Hipnose clínica ganhou espaço como ferramenta poderosa em tratamentos emocionais, ansiosos e até em alguns quadros de dor. Justamente por isso, é fundamental dizer o que muitos esquecem: hipnose não é para todo mundo, nem para qualquer momento da vida. Existem situações em que insistir em induzir transe pode ser mais arriscado do que útil.
Entre as principais contraindicações estão: hipertensão não controlada, histórico recente de acidente vascular cerebral, certas formas de epilepsia, especialmente quando não acompanhadas adequadamente, quadros de esquizofrenia em níveis disfuncionais e autismo severo. Nessas condições, estados alterados de consciência podem aumentar o risco de surtos, desorganização psíquica ou agravamento de sintomas.
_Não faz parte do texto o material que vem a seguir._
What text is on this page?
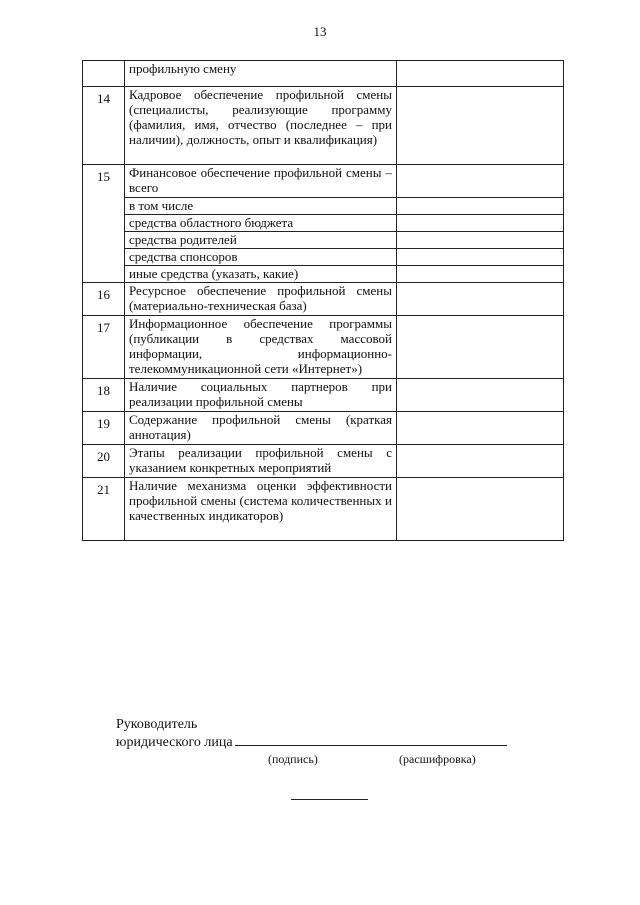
13
	профильную смену	
14	Кадровое обеспечение профильной смены (специалисты, реализующие программу (фамилия, имя, отчество (последнее – при наличии), должность, опыт и квалификация)	
15	Финансовое обеспечение профильной смены – всего	
	в том числе	
	средства областного бюджета	
	средства родителей	
	средства спонсоров	
	иные средства (указать, какие)	
16	Ресурсное обеспечение профильной смены (материально-техническая база)	
17	Информационное обеспечение программы (публикации в средствах массовой информации, информационно-телекоммуникационной сети «Интернет»)	
18	Наличие социальных партнеров при реализации профильной смены	
19	Содержание профильной смены (краткая аннотация)	
20	Этапы реализации профильной смены с указанием конкретных мероприятий	
21	Наличие механизма оценки эффективности профильной смены (система количественных и качественных индикаторов)	
Руководитель
юридического лица
(подпись)	(расшифровка)
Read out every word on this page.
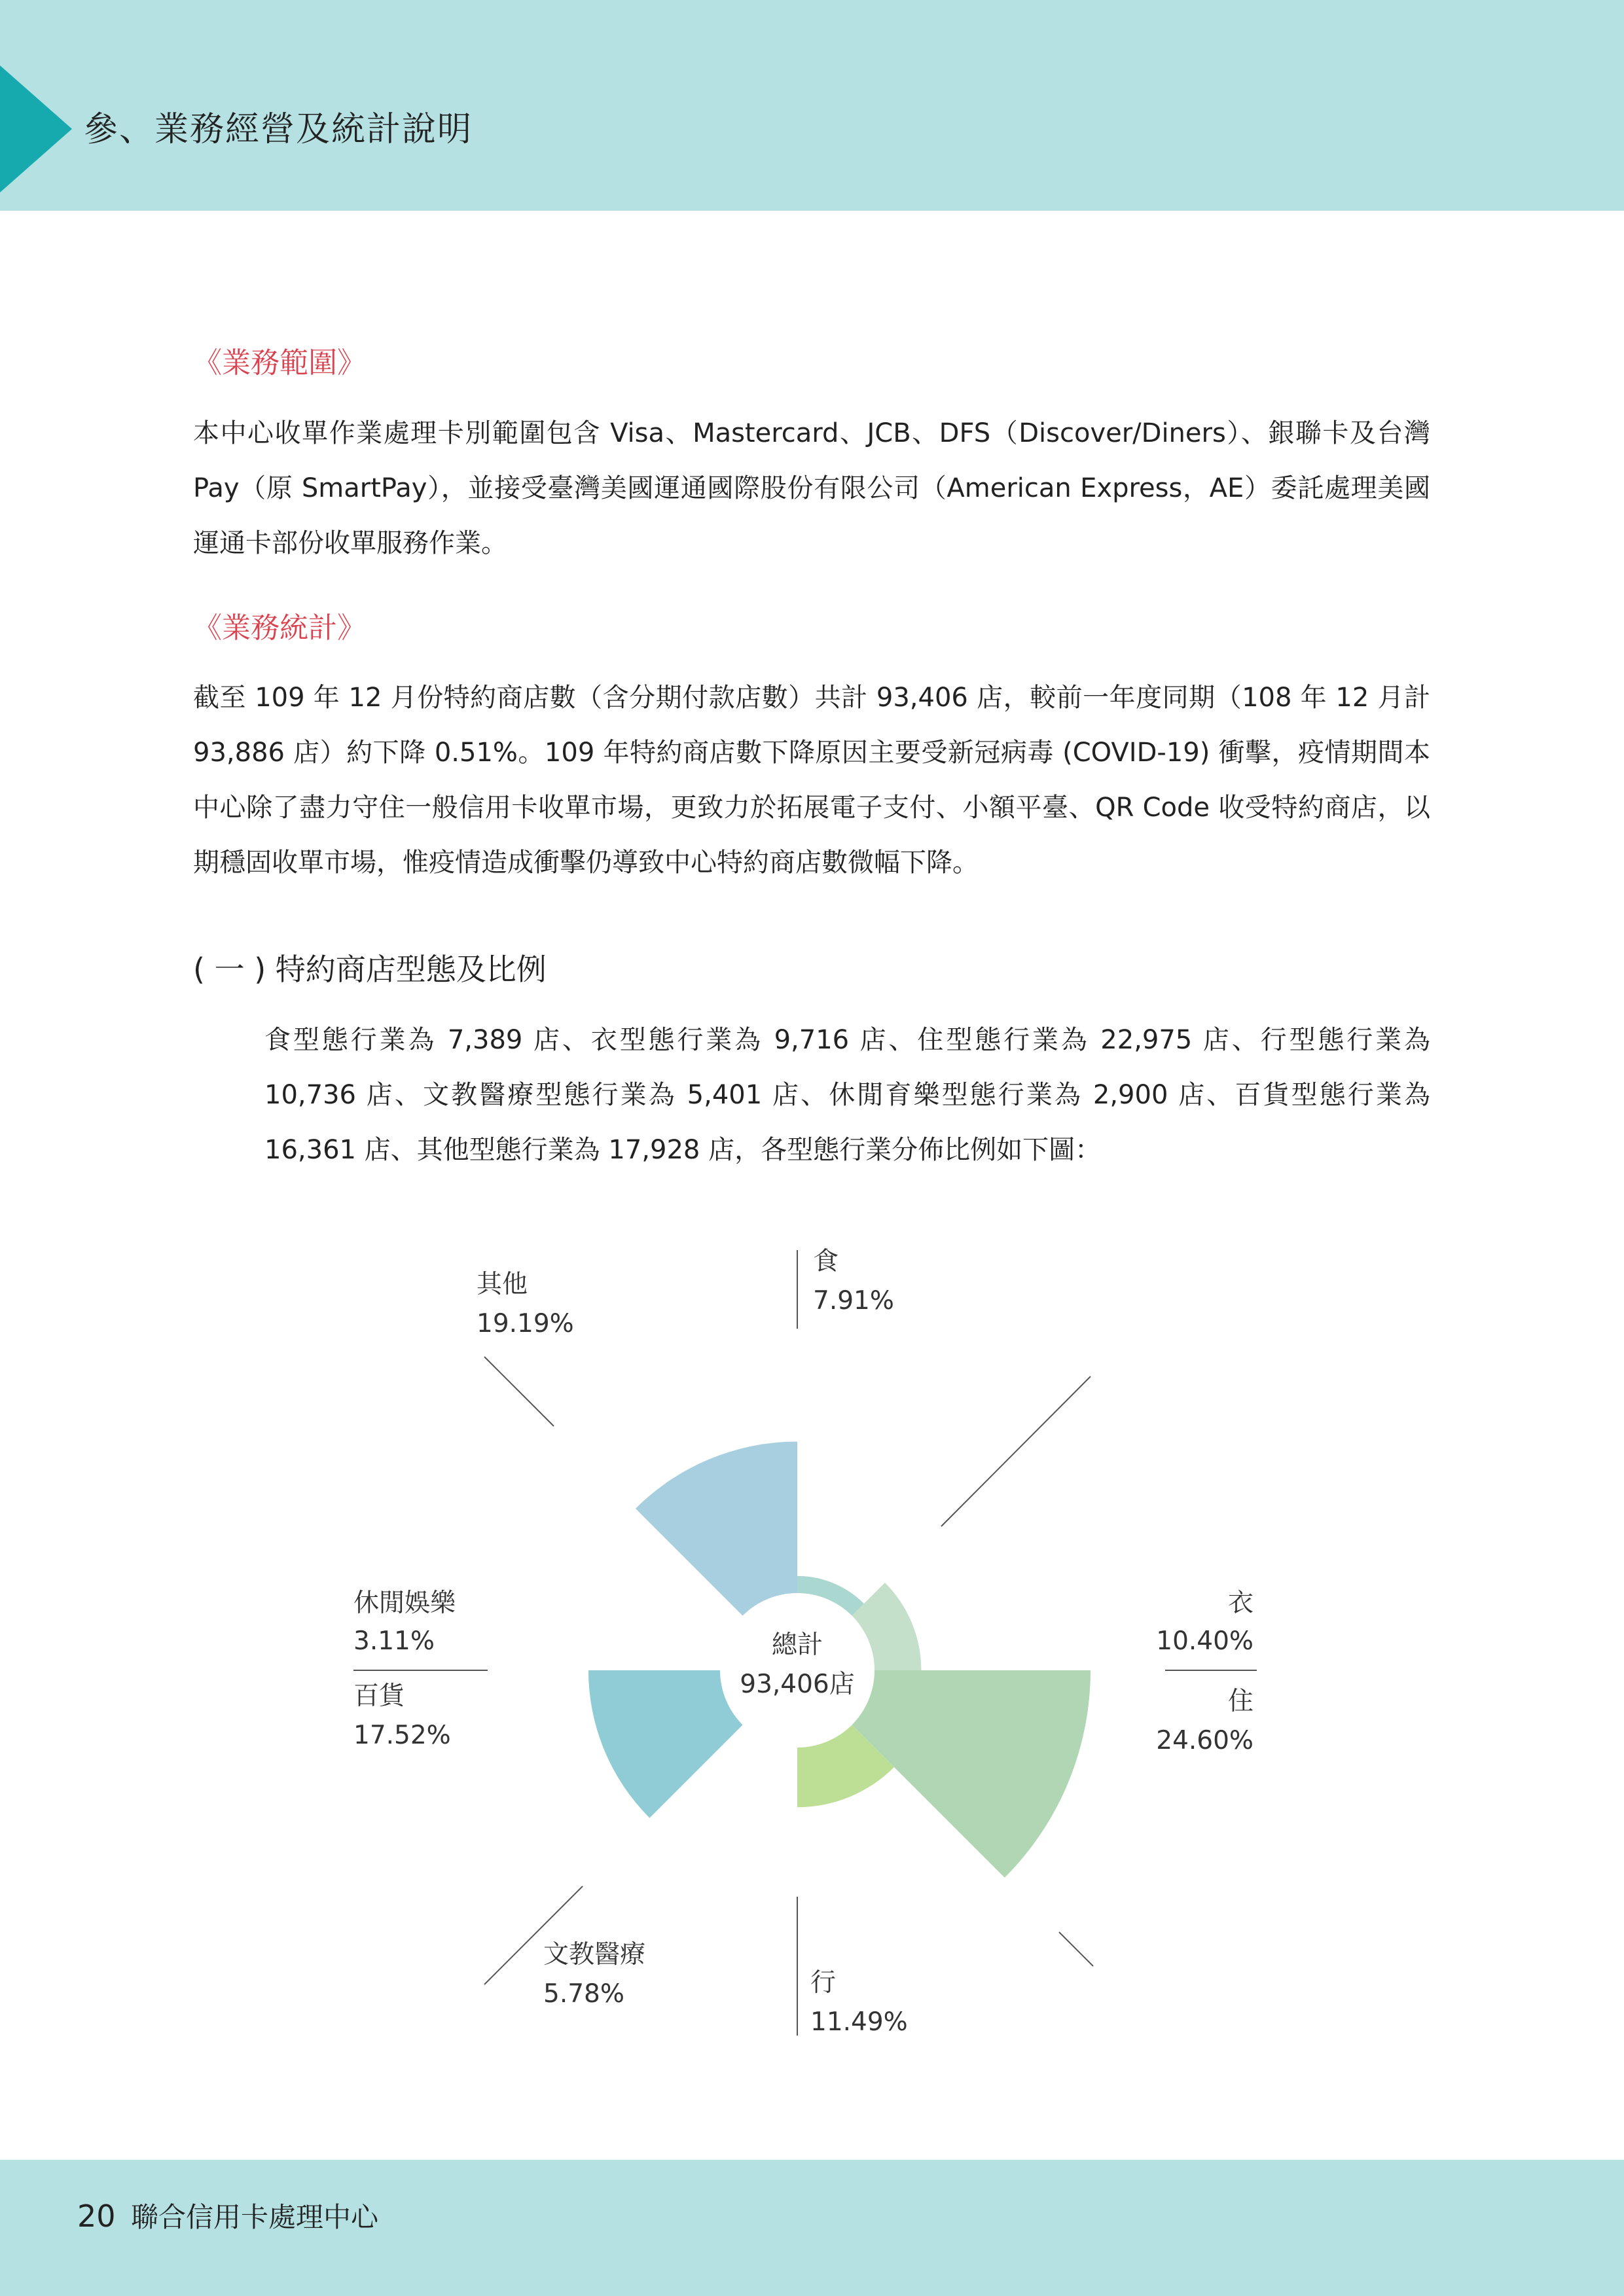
參、業務經營及統計說明
《業務範圍》
本中心收單作業處理卡別範圍包含 Visa、Mastercard、JCB、DFS（Discover/Diners）、銀聯卡及台灣 Pay（原 SmartPay），並接受臺灣美國運通國際股份有限公司（American Express，AE）委託處理美國運通卡部份收單服務作業。
《業務統計》
截至 109 年 12 月份特約商店數（含分期付款店數）共計 93,406 店，較前一年度同期（108 年 12 月計 93,886 店）約下降 0.51%。109 年特約商店數下降原因主要受新冠病毒 (COVID-19) 衝擊，疫情期間本中心除了盡力守住一般信用卡收單市場，更致力於拓展電子支付、小額平臺、QR Code 收受特約商店，以期穩固收單市場，惟疫情造成衝擊仍導致中心特約商店數微幅下降。
( 一 ) 特約商店型態及比例
食型態行業為 7,389 店、衣型態行業為 9,716 店、住型態行業為 22,975 店、行型態行業為 10,736 店、文教醫療型態行業為 5,401 店、休閒育樂型態行業為 2,900 店、百貨型態行業為 16,361 店、其他型態行業為 17,928 店，各型態行業分佈比例如下圖：
食
7.91%
其他
19.19%
衣
10.40%
住
24.60%
休閒娛樂
3.11%
百貨
17.52%
文教醫療
5.78%	行
11.49%
總計
93,406店
20 聯合信用卡處理中心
Em casos de risco de suicídio, dependência química ativa ou doenças neurológicas sem estabilização, a prioridade é sempre a segurança clínica básica.
Outro ponto sensível é a interseção entre hipnose e espiritualidade. Em alguns contextos religiosos, estados de transe se manifestam como incorporações ou fenômenos mediúnicos. Isso não significa que o consultório de hipnose deva se transformar em um templo, nem que o terapeuta tenha de se posicionar como líder espiritual. O cuidado está em respeitar as crenças do cliente, acolher o que aparece e, se necessário, encaminhar ao contexto adequado, em vez de tentar dominar tudo com técnica.
Terapeutas que desejam trabalhar com hipnose precisam conhecer tão bem as indicações quanto as contraindicações. Ética, critério e diálogo com outros profissionais de saúde são parte da técnica, não acessórios opcionais.